Era uma vez um reino muito distante...um lugar onde o frio do inverno nunca encontrava seu fim e onde o canto de pássaros exóticos transmitiam algo que somente ela conseguiria compreender. Muitas vezes eles a rodeavam e pareciam conversar com ela - a princesa daquele reino - aquela que estava destinada a ocupar aquele trono feito de espadas e de restos mortais dos inimigos do seu pai, o atual rei, que encontrava-se em estado de demência e deixara o trono para sua irmã, Jade Hacoon.

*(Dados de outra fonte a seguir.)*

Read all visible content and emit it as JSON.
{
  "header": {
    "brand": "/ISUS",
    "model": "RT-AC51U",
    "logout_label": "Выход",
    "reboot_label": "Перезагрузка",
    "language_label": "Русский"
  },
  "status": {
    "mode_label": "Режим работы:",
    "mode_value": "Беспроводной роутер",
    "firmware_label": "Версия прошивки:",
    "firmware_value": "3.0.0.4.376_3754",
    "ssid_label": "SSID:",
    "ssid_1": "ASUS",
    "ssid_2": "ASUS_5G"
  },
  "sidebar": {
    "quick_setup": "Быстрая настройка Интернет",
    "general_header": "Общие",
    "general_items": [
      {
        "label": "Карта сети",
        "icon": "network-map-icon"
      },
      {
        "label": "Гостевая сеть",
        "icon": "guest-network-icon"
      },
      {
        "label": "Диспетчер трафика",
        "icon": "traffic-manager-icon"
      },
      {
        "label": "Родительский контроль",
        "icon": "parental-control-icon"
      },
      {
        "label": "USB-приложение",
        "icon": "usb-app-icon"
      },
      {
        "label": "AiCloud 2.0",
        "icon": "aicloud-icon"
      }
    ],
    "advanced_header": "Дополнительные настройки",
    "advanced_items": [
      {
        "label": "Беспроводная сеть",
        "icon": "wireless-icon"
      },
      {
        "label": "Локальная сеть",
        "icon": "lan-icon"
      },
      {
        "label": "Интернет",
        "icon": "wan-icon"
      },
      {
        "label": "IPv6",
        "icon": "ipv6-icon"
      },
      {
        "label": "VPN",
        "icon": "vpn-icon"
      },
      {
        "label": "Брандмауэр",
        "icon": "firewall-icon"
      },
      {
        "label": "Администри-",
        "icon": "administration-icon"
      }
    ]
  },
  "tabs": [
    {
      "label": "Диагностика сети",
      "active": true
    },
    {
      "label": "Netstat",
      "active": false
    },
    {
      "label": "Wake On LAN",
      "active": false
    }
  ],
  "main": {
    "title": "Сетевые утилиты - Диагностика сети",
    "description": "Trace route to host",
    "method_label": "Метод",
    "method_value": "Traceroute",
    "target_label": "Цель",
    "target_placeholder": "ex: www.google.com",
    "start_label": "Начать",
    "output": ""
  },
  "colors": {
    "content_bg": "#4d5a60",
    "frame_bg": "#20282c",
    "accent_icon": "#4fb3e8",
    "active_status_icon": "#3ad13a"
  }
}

Um vento frio vindo do norte soprou forte esvoaçando seus belos cabelos cintilantes enfeitados com um único adereço dourado acima da cabeça. Ela beijou o medalhão que carregava pendurado junto ao seu peito e sussurrou algumas palavras ao pé do ouvido do seu cavalo branco que, relinchou como que se entendesse o recado, e acelerou o passo através da estrada de terra batida.

Ela cavalgou pelos condados do leste e desvendou os mistérios por baixo das plantações de trigo por onde passou. Com a coragem herdada de seus pais, atravessou a ponte levadiça e não hesitou ao ver as torres altas do castelo do seu amado, embora atravessar o lago negro estivesse longe de ser algo aconselhável naquele momento. Parou diante daquelas águas e suspirou fundo. Fechou os olhos e, então avistou o seu príncipe na janela emoldurada de um dos quartos do último andar daquela imponente construção. Ele vestia um traje especial, afinal, seria uma noite de comemorações, e estava imponente e belo como ela jamais tinha visto.

Ygritte, a Bela, como era conhecida, sorriu e cutucou o cavalo branco com suas botas de cano alto. O animal obedeceu ao pedido e pisoteou as águas negras e geladas se dirigindo para o outro lado, rumo aos portões do castelo. Mais alguns metros pela estrada de terra batida e lá estava ela, diante do robusto portão do castelo, fechado e comandado por guardas armados nas duas torres altas das laterais.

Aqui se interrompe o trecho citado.